2) Support active learning
- Learners have difficulty
+ Identifying relative data
+ Analyzing and integrating data
+ Develop and articulate explanations
+ Justify decisions
+ Defending decisions using appropriate criteria and evidence
- You have to give tools and pointers to help overcome those difficulties. Can't do for them.

3) Fostering effective collaboration
- Collaboration only works when learners
+ Ask each other conceptual, probing questions.
+ Detailed, elaborate explanantions
+ Share thinking while solving problem. Not just end.

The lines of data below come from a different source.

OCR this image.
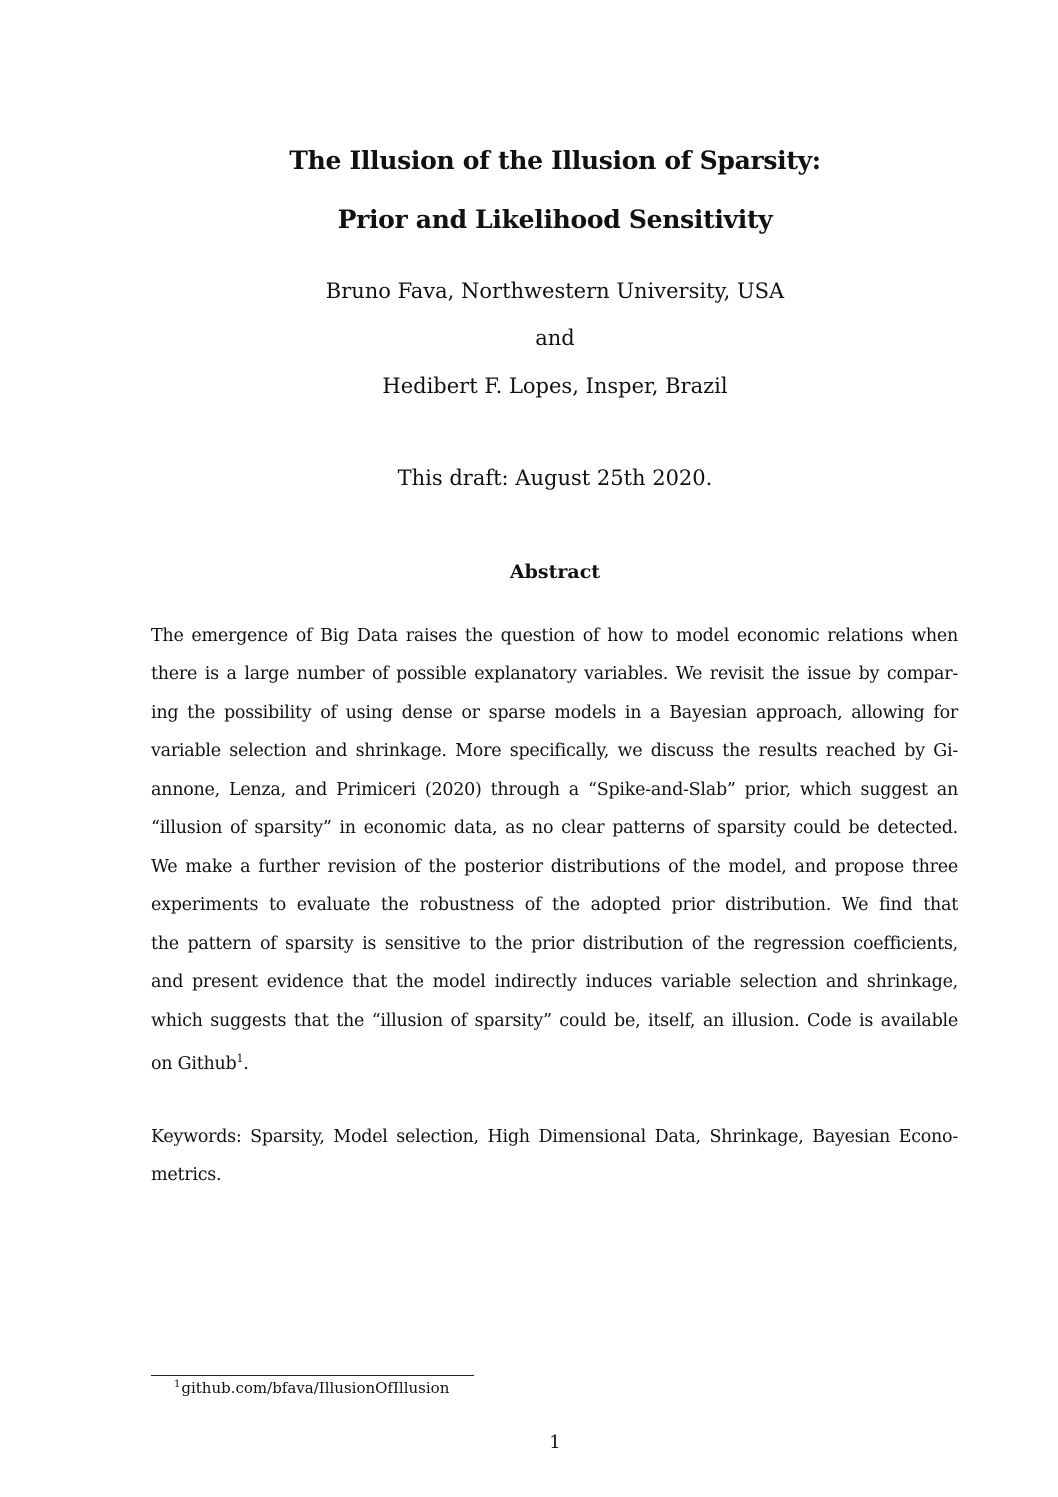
The Illusion of the Illusion of Sparsity:
Prior and Likelihood Sensitivity
Bruno Fava, Northwestern University, USA
and
Hedibert F. Lopes, Insper, Brazil
This draft: August 25th 2020.
Abstract
The emergence of Big Data raises the question of how to model economic relations when
there is a large number of possible explanatory variables. We revisit the issue by compar-
ing the possibility of using dense or sparse models in a Bayesian approach, allowing for
variable selection and shrinkage. More specifically, we discuss the results reached by Gi-
annone, Lenza, and Primiceri (2020) through a “Spike-and-Slab” prior, which suggest an
“illusion of sparsity” in economic data, as no clear patterns of sparsity could be detected.
We make a further revision of the posterior distributions of the model, and propose three
experiments to evaluate the robustness of the adopted prior distribution. We find that
the pattern of sparsity is sensitive to the prior distribution of the regression coefficients,
and present evidence that the model indirectly induces variable selection and shrinkage,
which suggests that the “illusion of sparsity” could be, itself, an illusion. Code is available
on Github$^1$.
Keywords: Sparsity, Model selection, High Dimensional Data, Shrinkage, Bayesian Econo-
metrics.
$^1$github.com/bfava/IllusionOfIllusion
1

4) Support creation of shared artifacts and effective critiques
- Activity must reflect what actually learned.
- Physical models, reports, drawings (computers very good at this)
- Collaboration facilitated if mediated by unfolding artifact.
- Artifact allow assessment of PROCESS, not just final PRODUCT

How do we get there?
- Monopoly - best selling board game ever.
+ Official - unemployed radiator salesman developed it (Charles Darrow). Reading book on student flunking out of college prep and had to go to vocational school. In vocational school - exercise in trading stocks. Decides story makes a game. Made a game out of it.
+ Real story - Henry George (1879 economist - Progress and Poverty). Single Tax movement - remove all income tax, tax only land in proportion to how much land you own. His idea lived on in Quaker community - VA woman Lizzie Magens(?) built and patented idea (different names on board). Took to Parker Brothers, rejected. Caught on in Quaker community - they would build own version and use common household objects (buttons, thimbles, etc). Each person would change board and localize names. Charles Darrow played this with friend. Obtained new patent (fradulently) and gave to Parkers Brothers.

- Key points
+ We associate innovation with individual genius. But almost always a story of complex organizational dynamics (open-source, old-school style).
+ Lots of dead ends. After the fact - seems pre-ordained. But always some ideas that are introduced and fade.
+ Represents the contribution of lots of people giving single, small sparks that add up incrementally to big idea.

The innovation process is a constant combination of many small ideas.
Each idea builds on one before - incrementally.
Innovation process accelerated in collaborative teams and when ideas shared across teams and organizations.

We need to move from instructionism to Innovation. Lone genius to group genius.